February 12, 2020 1:42 pm

In late January, 31 Pierce College students volunteered for the Pierce County Point in Time Homeless Count. It was the first time the college has participated in the annual event, which gathers data on homeless individuals in Pierce County to improve services.

The volunteer opportunity was arranged through the college's Service Learning department, which promotes community engagement.

“The response from students was very positive,” said Emily Feleen, Service Learning program specialist. “It was an eye-opening experience for many of them. Some commented on the sheer numbers—seeing hundreds of people gathered at a shelter for a hot meal made them realize how far-reaching the problem is.”

Using an app downloaded from Pierce County, students interviewed people at two locations: the Tacoma Rescue Mission and the Nativity House Day Shelter.

“Students approached people and asked if they were willing to participate in the survey,” said Feleen. “Some didn’t, but many were willing to because we explained that the information is used to help Pierce County provide more services to homeless individuals.”

Among those volunteering was the entire Pierce College women’s basketball team.

“We just wanted to serve,” said Ariassa Wilson, team coach and TRiO retention manager for Pierce College. “We understand we are fortunate in so many ways.
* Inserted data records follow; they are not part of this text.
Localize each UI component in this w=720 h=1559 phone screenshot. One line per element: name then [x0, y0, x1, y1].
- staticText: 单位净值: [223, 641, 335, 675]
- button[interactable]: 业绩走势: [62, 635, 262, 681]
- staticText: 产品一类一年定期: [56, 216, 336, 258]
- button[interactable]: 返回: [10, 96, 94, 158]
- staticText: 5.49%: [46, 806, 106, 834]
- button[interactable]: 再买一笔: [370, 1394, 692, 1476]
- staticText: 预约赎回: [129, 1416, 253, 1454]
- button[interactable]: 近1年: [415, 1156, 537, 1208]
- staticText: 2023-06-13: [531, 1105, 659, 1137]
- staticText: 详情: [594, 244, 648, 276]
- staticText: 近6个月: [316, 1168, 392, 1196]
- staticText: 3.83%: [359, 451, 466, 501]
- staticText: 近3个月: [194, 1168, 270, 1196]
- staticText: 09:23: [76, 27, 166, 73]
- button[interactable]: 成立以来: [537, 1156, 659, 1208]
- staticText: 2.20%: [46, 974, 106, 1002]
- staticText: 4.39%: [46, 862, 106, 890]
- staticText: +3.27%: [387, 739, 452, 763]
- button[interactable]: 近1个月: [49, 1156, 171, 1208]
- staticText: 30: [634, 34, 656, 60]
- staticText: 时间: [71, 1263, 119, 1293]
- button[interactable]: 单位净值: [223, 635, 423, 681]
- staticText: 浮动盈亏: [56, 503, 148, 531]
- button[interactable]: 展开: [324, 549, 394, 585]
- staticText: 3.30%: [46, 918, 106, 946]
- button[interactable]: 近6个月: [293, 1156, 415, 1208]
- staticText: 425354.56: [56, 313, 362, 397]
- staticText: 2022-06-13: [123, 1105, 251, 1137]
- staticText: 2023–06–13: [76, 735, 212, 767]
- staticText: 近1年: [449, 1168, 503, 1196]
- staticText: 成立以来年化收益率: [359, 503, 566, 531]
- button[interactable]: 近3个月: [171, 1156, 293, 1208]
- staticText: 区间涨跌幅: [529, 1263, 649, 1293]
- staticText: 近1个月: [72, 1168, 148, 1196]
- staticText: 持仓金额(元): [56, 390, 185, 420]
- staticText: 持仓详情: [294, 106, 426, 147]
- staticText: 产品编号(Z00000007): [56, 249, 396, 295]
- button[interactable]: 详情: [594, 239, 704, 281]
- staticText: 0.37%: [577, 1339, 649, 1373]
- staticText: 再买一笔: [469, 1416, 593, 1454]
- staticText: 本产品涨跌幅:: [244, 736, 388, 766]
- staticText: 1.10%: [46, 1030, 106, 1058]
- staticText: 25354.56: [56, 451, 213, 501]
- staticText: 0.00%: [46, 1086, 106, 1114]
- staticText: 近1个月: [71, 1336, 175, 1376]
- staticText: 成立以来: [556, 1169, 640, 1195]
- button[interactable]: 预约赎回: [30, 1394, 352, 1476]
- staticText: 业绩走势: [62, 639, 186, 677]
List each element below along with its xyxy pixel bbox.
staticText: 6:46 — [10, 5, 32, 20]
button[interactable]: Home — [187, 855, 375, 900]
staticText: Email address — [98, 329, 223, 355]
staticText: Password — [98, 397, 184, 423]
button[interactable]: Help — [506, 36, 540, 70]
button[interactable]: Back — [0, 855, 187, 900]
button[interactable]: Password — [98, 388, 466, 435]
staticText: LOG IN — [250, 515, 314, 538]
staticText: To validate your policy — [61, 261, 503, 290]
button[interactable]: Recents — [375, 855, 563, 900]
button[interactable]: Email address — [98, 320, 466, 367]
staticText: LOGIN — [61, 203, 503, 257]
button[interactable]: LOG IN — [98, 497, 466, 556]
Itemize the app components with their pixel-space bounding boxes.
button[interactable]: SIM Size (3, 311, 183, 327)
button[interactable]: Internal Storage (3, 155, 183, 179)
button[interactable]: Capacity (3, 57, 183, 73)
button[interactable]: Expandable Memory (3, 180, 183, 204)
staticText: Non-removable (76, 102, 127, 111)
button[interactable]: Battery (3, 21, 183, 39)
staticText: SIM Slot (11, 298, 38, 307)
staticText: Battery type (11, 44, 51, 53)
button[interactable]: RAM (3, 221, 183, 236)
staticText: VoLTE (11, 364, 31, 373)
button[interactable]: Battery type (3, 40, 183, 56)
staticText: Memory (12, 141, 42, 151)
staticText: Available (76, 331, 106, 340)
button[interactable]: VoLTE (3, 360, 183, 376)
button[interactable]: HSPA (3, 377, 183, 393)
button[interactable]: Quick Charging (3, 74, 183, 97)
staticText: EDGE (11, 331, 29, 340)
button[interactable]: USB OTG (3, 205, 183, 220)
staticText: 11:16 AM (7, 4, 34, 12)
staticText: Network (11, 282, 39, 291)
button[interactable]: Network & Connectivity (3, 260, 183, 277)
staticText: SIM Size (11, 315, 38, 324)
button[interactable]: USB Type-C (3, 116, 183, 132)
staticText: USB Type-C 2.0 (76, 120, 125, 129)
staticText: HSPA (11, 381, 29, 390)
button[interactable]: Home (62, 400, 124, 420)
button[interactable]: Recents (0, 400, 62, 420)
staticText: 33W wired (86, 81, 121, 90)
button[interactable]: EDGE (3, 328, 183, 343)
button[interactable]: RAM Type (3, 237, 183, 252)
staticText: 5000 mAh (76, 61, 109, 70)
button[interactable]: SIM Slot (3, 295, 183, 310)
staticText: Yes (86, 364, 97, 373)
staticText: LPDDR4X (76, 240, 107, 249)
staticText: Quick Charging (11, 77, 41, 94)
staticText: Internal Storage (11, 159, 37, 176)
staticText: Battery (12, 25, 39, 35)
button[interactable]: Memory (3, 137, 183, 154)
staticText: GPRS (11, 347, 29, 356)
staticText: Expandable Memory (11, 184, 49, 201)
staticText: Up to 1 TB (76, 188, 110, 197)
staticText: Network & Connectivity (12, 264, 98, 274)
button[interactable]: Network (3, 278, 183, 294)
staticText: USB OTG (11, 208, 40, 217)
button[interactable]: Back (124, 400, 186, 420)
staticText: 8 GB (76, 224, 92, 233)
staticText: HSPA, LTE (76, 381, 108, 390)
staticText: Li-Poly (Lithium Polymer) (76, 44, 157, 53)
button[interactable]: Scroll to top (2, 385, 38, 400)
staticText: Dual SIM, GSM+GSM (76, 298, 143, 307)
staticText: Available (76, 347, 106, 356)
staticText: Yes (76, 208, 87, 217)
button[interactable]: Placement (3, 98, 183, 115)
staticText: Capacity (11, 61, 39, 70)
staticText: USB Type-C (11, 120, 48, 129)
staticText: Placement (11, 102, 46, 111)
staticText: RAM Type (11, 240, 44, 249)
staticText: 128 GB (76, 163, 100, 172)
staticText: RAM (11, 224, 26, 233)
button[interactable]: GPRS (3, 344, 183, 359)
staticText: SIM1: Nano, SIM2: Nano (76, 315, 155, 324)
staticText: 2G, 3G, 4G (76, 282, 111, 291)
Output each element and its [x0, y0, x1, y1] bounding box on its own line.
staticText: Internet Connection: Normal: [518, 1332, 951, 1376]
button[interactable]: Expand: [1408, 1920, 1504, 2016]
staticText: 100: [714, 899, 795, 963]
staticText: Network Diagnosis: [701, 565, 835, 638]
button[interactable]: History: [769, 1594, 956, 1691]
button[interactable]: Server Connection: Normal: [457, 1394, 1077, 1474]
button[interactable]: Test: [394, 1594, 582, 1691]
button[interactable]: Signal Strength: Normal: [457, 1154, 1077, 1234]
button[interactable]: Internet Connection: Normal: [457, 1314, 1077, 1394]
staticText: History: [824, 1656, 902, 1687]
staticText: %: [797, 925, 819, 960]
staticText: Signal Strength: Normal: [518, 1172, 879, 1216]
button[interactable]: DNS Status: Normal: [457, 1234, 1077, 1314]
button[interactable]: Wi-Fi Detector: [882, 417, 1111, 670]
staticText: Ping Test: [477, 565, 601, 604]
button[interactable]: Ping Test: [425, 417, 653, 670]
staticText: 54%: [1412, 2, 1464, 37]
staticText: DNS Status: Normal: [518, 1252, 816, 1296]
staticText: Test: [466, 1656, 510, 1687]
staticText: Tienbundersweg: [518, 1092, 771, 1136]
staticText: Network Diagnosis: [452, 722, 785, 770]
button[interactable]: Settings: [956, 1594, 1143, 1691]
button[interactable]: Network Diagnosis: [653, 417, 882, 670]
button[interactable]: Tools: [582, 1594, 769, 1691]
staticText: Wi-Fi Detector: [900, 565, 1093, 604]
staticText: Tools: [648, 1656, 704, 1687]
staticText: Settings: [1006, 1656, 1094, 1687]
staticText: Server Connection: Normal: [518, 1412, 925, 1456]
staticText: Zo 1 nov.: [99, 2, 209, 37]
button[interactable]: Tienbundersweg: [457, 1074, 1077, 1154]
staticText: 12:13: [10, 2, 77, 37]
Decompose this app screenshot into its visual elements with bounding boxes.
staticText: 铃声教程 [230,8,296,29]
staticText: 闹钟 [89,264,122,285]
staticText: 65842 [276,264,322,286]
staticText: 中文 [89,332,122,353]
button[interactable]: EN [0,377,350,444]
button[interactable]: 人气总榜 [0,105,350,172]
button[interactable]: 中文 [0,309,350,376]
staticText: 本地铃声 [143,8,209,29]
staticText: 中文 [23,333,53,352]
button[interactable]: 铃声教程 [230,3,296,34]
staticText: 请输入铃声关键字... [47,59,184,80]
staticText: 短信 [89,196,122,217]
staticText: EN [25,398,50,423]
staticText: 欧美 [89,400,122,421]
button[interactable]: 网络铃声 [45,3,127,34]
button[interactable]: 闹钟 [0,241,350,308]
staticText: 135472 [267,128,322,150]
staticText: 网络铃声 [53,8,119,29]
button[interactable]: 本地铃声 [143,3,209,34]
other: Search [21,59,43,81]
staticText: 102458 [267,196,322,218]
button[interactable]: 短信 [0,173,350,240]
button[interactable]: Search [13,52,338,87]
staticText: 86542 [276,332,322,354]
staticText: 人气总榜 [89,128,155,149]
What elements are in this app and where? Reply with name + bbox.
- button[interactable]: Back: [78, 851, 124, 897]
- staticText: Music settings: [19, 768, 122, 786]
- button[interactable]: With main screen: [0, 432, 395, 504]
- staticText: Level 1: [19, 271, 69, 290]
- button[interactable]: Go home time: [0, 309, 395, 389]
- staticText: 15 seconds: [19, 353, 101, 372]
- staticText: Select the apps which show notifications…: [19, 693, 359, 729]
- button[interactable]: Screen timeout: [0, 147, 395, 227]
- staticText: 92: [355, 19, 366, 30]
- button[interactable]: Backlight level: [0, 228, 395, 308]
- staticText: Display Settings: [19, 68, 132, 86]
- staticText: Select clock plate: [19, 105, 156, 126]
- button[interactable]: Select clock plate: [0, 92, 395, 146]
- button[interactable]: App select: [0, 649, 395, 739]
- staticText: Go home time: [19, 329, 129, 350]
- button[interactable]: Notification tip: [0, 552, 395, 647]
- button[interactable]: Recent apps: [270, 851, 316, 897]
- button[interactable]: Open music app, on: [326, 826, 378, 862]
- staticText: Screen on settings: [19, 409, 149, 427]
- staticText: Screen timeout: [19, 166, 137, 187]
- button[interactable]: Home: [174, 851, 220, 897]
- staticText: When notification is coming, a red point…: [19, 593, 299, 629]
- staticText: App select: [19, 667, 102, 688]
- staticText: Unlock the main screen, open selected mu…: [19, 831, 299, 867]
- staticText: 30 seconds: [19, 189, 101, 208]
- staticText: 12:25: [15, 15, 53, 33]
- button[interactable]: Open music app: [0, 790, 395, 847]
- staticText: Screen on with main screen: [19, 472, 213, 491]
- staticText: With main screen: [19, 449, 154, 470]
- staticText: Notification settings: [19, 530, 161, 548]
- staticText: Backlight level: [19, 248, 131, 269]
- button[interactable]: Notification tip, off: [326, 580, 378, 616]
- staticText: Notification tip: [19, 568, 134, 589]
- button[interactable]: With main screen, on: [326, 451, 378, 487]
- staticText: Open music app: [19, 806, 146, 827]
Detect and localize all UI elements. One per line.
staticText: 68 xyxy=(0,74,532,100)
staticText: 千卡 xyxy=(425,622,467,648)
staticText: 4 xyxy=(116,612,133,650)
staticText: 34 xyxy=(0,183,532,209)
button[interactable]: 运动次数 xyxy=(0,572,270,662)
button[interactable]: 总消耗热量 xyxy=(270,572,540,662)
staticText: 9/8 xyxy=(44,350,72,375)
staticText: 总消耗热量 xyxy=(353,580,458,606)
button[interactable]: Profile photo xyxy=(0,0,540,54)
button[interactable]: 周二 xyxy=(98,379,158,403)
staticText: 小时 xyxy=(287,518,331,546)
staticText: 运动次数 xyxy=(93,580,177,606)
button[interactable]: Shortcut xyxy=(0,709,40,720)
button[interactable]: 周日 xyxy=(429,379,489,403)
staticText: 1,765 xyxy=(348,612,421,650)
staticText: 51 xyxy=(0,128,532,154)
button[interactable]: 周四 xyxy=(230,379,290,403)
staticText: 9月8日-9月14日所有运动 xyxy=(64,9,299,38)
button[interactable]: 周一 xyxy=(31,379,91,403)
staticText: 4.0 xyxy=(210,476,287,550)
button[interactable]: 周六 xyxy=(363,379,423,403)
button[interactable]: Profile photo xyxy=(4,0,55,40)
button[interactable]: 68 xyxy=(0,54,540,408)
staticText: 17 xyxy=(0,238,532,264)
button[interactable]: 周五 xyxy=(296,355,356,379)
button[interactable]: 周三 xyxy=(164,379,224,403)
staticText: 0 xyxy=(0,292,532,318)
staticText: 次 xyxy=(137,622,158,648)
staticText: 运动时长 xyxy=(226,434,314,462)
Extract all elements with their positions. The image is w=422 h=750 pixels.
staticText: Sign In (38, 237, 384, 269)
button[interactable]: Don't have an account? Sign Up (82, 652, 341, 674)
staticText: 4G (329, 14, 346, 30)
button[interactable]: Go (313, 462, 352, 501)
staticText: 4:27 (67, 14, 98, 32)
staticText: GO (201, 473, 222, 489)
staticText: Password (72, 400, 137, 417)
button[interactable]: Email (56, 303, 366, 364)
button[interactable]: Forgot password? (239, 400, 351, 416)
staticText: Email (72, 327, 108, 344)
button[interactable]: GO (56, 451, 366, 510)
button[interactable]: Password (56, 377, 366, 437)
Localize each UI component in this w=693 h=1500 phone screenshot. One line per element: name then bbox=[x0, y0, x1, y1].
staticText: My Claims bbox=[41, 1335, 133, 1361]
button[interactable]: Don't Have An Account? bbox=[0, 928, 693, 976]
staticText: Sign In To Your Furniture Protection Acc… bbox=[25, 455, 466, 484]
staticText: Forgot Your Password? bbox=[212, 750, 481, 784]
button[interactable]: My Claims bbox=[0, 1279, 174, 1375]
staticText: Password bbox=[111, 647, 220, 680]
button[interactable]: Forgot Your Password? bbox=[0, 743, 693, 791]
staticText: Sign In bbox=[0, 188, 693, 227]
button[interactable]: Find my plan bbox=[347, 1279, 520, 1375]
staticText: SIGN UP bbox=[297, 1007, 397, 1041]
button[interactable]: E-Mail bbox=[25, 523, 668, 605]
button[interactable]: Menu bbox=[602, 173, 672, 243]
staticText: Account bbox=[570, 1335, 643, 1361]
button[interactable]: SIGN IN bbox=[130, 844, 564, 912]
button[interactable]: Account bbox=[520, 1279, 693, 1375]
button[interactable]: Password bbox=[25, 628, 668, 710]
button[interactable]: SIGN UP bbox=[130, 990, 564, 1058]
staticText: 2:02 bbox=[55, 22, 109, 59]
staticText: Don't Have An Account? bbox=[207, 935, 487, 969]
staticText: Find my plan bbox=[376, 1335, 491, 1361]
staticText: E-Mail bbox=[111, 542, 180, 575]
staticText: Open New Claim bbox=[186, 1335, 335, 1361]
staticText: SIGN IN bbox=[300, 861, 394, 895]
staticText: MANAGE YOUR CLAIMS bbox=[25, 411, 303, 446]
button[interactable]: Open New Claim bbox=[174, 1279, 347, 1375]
It was an amazing, humbling experience. Seeing these people at the Rescue Mission – how kind and polite they were to one another, how grateful they were to us for being there was just very inspiring.”

Feleen added, “Some of the people were ex-military as were some of our student volunteers, so they could relate to one another.”

“We had a lot of conversation around encouraging students to stay on the right path,” said Wilson.

Service Learning schedules one community volunteer opportunity per month. They get the word out through social media and by reaching out to faculty and students. Last fall alone, students contributed more than 300 volunteer hours through service learning projects.

“I think of service learning as real-world community engagement, building on the learning students are already doing here,” said Feleen. “We’re a community college, so being involved in the community and helping others is a natural fit for our students.

“Working with faculty, we try to embed service learning into the curriculum.  All are welcome. It’s a great opportunity to do something meaningful.”